Whatever you think of Apple’s iPhones, it’s undeniable that AirDrop is one of the best features of iOS. Surprisingly in the current age of smartphones, it’s a feature not mirrored by Android. That might not be the case for much longer, as a source close to XDA Developers has revealed “Quick Share” — an AirDrop-like feature created by Samsung that’s apparently set to debut on the upcoming Samsung Galaxy S20 flagship range.
For the uninitiated, AirDrop is a way to quickly send a file between two iPhones using a combination of Wi-Fi and Bluetooth. The feature is popular because it doesn’t use cellular data and is easy to use. According to XDA Developers, Samsung’s Quick Share looks set to copy that formula. After installing the test APK (Android Appliance Package), XDA’s writers were able to access Quick Share’s interface. They reported being able to see other nearby Galaxy devices. Unfortunately, they were unable to use the app’s share feature, as it apparently only works on specific test devices.
Credit: XDA Developers
It seems Quick Share is a relatively simple app, and options are mostly restricted to those with whom you share, with “Everyone” or “Contacts-only” being the two major settings. The latter allows you to only share with other Samsung Social users already in your contacts. Interestingly and uniquely, Quick Share also has access to cloud storage, and files can be temporarily stored in Samsung Cloud, streamed to Samsung SmartThings devices, or downloaded locally. There’s a file size limit of 1GB per file, and a daily limit of 2GB overall.

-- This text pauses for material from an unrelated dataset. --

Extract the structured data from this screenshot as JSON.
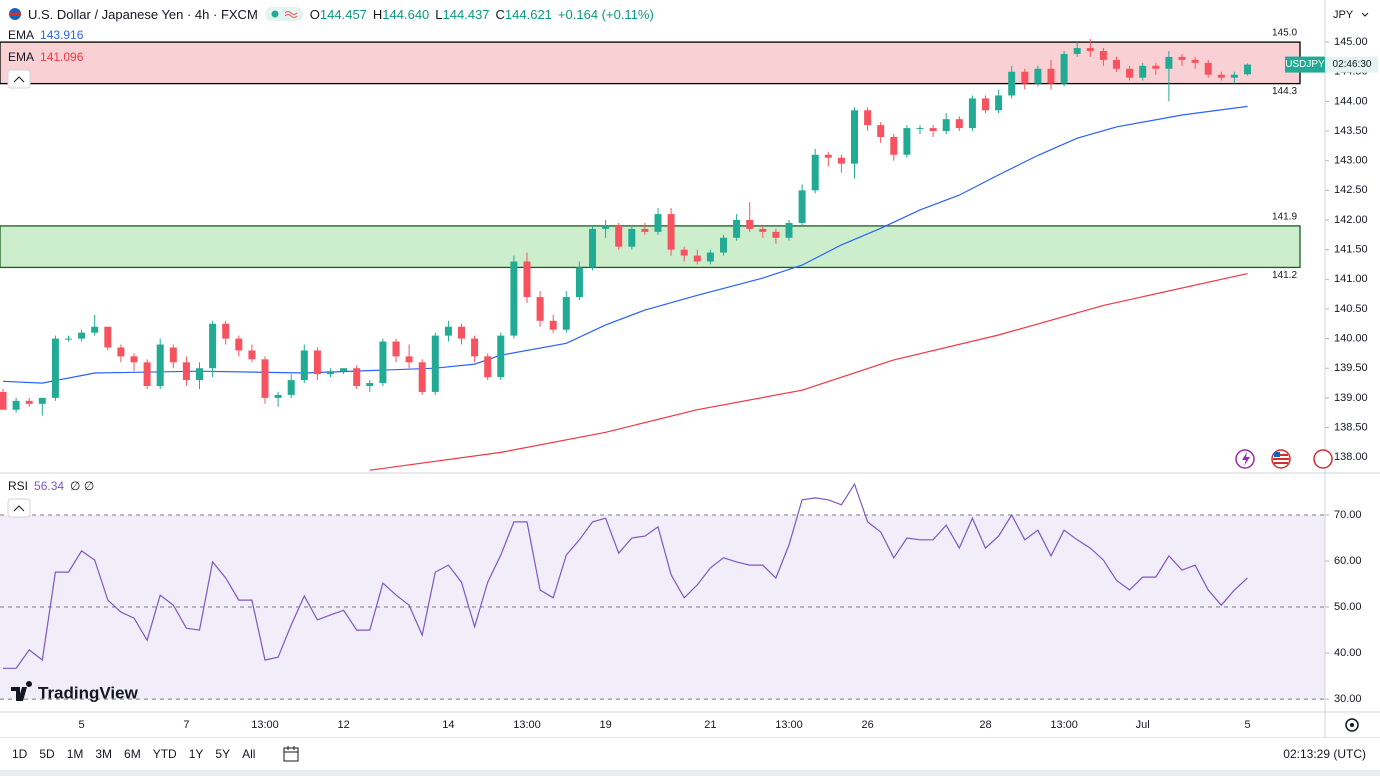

Though not confirmed, it’s highly likely Quick Share will be initially rolling out with the Samsung Galaxy S20 range. XDA Developers stated its source is using the app on a Galaxy S20 Plus 5G, which implies the feature will launch as one of the new range’s highlighted features. As such, it’s also likely to be included with One UI 2.1, and might be able to be used on any Samsung device upgraded to the new operating system.
Samsung isn’t the only manufacturer working on emulating AirDrop. Google is also rumored to be working on a service now called “Nearby Sharing,” which will perform much the same function and be rolled into Google Play Services. This means it may work with all Android phones — unlike Samsung’s Quick Share, which may only work with other Galaxy devices — and with ChromeOS.
Regardless, it looks like we don’t have long to wait to see it in action, as Samsung’s Galaxy Unpacked event is set for February 11, with the Galaxy S20 range expected to be the headline act.